Tidak sulit untuk mengambil pilihan ketika kita mempunyai pilihan Prabowo dan Jokowi. Tidak sedikit pun punya beban moral untuk bilang "Saya pilih Jokowi." Pak Jokowi is a clear choice. Dia datang membawa kebaruan. Di sisi lain, ada Pak Prabowo, ya baru, bagian dari Orde Baru. Jadi di saat kita membutuhkan kebaruan, this is Orde Baru. (Anies Baswedan, 2014)
Bahwa Anies Baswedan bercita-cita menjadi presiden sama sekali bukan rahasia. Dia sudah pernah ikut konvensi Partai Demokrat pada tahun 2014. Ketika itu, konvensi dimenangkan Dahlan Iskan, walau akhirnya Demokrat memutuskan netral dalam Pilpres.
Di sisi lain, Anies yang hanya mendapat ranking 4, menuai hasil lain yang tak kalah positif, yaitu dukungan anak-anak muda perkotaan macam Rene Suhardono, Ligwina Hananto, Pandji Pragiwakson, dan lain-lain. Sejak menginisiasi gerakan Indonesia Mengajar, Anies memang menjadi idola baru kelas menengah perkotaan. Hebatnya, Anies berhasil menyulap rasa kagum itu menjadi dukungan politik dengan narasi "Turun tangan."
Puncak dari narasi ini adalah saat Anies berpidato di depan ratusan kelas menengah di Soehanna Hall - Energy Buiding - SCBD Jakarta, 18 Juni 2014. Dia memaparkan alasan mengapa harus mendukung Jokowi dalam Pilpres 2014.

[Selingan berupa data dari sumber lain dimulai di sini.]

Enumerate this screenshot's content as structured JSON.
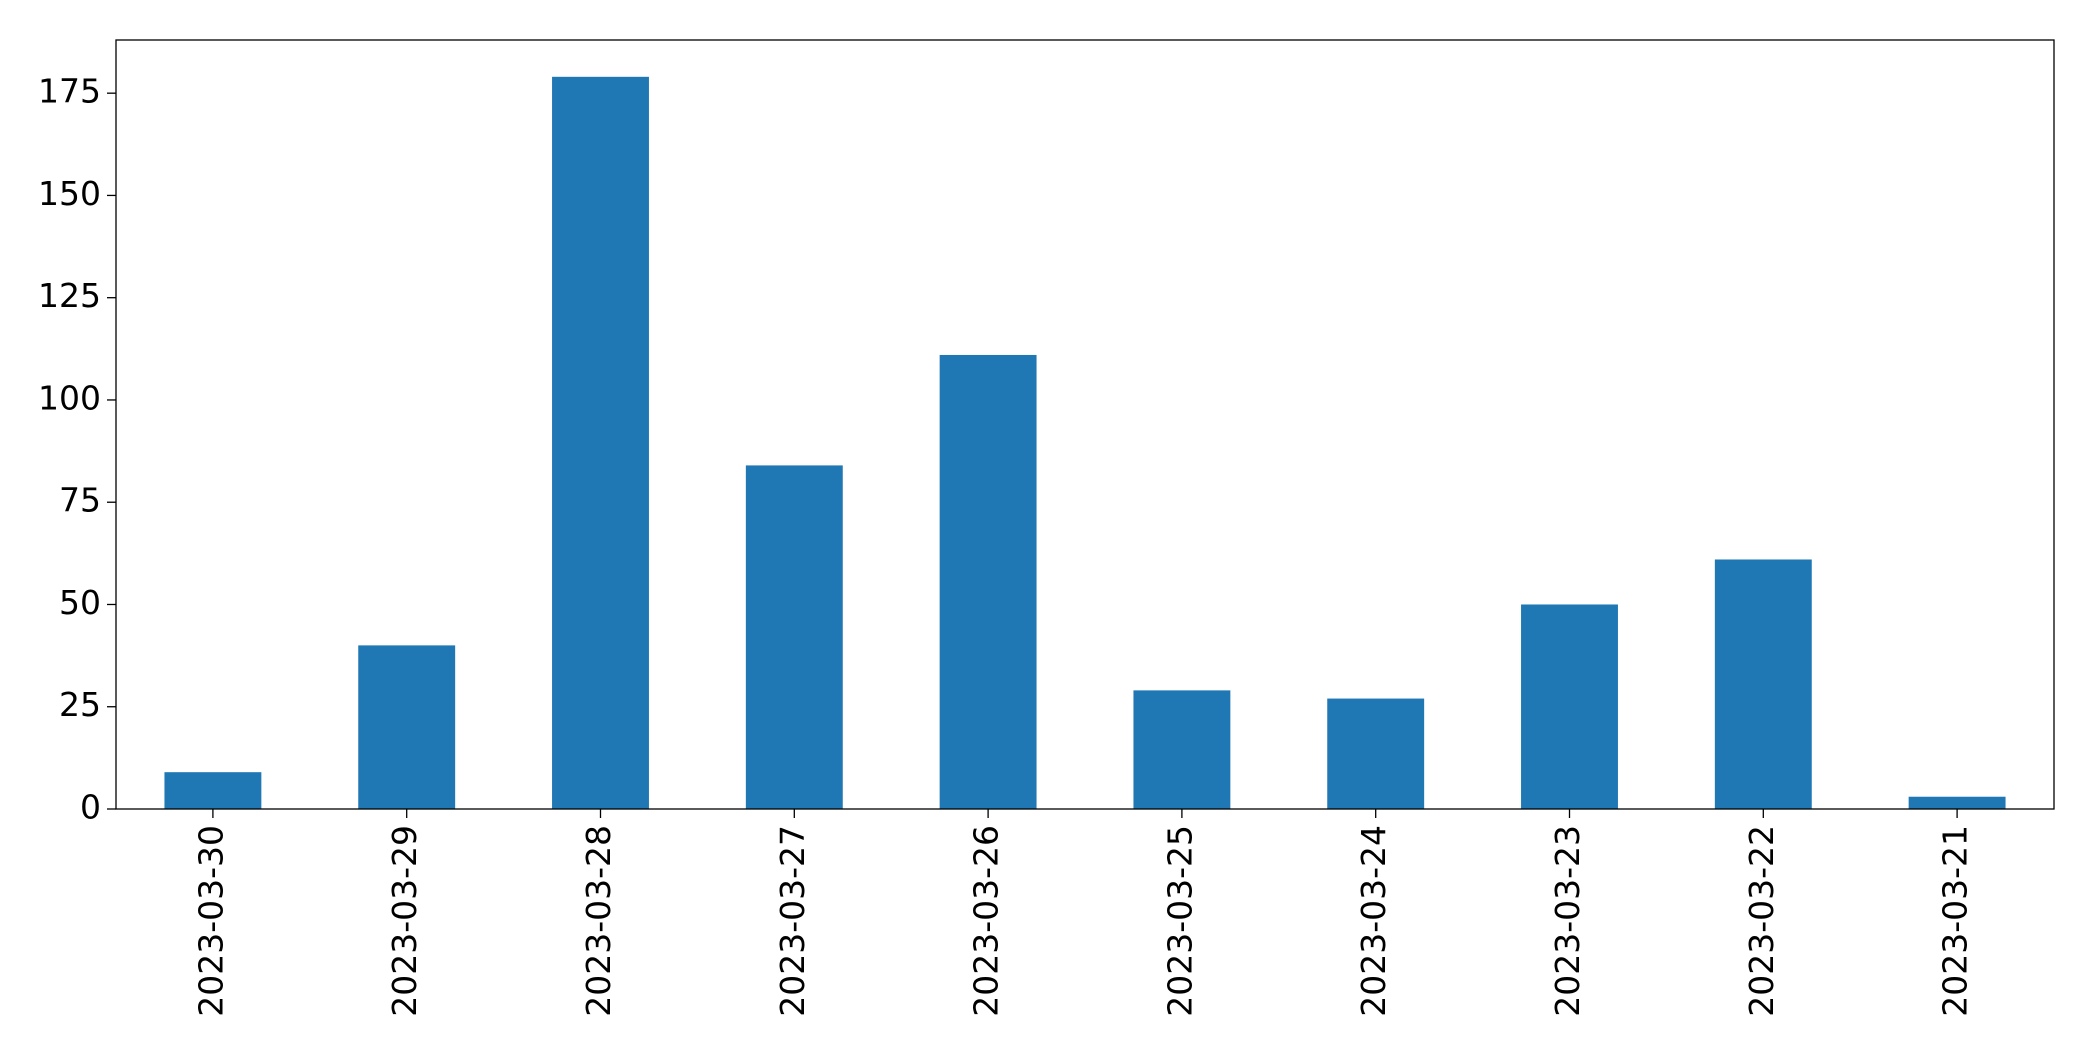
{
  "chart_data": {
    "type": "bar",
    "categories": [
      "2023-03-30",
      "2023-03-29",
      "2023-03-28",
      "2023-03-27",
      "2023-03-26",
      "2023-03-25",
      "2023-03-24",
      "2023-03-23",
      "2023-03-22",
      "2023-03-21"
    ],
    "values": [
      9,
      40,
      179,
      84,
      111,
      29,
      27,
      50,
      61,
      3
    ],
    "color": "#1f77b4",
    "ylim": [
      0,
      188
    ],
    "yticks": [
      0,
      25,
      50,
      75,
      100,
      125,
      150,
      175
    ],
    "grid": false
  }
}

Anies menjelaskan, sosok Jokowi adalah sosok yang orang baik yang ketika terjun ke dunia politik akan menghadapi banyak masalah salah satunya adalah kurangnya dukungan. Ini serupa dengan yang dia alami sendiri ketika ikut konvensi Partai Demokrat.
Dalam kesempatan itulah, Anies menembakkan mantra "orang baik mendukung orang baik lainnya terjun ke dunia politik". Dia dengan gamblang memaparkan keunggulan Jokowi dan Jusuf Kalla sebagai sosok baru dibanding Prabowo Subianto yang merupakan bagian dari Orde Baru (seperti kutipan di atas). Prabowo juga memiliki rekam jejak yang tidak baik jika dikaitkan dengan kerusuhan Mei 1998.

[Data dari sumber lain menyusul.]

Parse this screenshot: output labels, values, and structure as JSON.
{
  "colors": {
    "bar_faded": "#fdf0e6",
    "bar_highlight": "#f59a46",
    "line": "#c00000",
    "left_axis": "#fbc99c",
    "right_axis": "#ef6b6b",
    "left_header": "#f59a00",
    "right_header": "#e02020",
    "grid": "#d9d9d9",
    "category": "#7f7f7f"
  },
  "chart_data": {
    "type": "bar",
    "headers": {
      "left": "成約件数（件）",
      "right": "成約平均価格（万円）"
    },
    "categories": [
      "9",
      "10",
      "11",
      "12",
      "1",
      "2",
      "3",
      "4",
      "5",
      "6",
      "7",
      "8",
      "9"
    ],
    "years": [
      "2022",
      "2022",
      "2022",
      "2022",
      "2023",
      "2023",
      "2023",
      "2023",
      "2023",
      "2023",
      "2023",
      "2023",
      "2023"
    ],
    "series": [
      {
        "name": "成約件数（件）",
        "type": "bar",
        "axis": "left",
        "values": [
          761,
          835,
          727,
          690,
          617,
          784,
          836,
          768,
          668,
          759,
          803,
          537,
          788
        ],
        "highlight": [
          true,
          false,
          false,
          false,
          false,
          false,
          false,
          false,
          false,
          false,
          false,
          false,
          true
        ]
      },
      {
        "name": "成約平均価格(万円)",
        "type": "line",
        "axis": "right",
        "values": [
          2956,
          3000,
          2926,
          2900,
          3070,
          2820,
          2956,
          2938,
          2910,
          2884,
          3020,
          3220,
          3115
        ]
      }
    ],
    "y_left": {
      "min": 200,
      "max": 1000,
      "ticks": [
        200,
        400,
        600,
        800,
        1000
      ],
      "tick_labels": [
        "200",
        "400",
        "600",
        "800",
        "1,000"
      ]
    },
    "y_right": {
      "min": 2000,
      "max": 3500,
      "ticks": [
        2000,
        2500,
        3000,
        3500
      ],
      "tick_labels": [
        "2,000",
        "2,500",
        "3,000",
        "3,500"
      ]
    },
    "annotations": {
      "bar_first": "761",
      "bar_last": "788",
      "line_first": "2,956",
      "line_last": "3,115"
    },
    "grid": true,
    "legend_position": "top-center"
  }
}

Namun, dalam perjalanannya kita tahu bahwa realitas politik berubah. Jokowi mencopot Anies dari jabatan Menteri Pendidikan dan Kebudayaan. Kemudian, Anies bertarung dan menang dalam Pilkada DKI Jakarta dengan bersekutu dengan Prabowo.
Sudah pasti banyak yang patah hati melihat Anies dalam Pilkada DKI Jakarta yang menjadi simbol bagaimana Politik identitas agama dieksploitasi ke tingkat tertinggi, dan banyak ditiru di Pilkada 2018 lalu. Padahal, Anies kerap berpidato ihwal tenun kebangsaan yang terdiri-dari bermacam etnis, suku, agama.
Ternyata, Anies adalah "politikus kebanyakan" juga. Politikus yang menganut prinsip "Tak ada kawan atau lawan abadi, yang ada hanyalah kepentingan abadi".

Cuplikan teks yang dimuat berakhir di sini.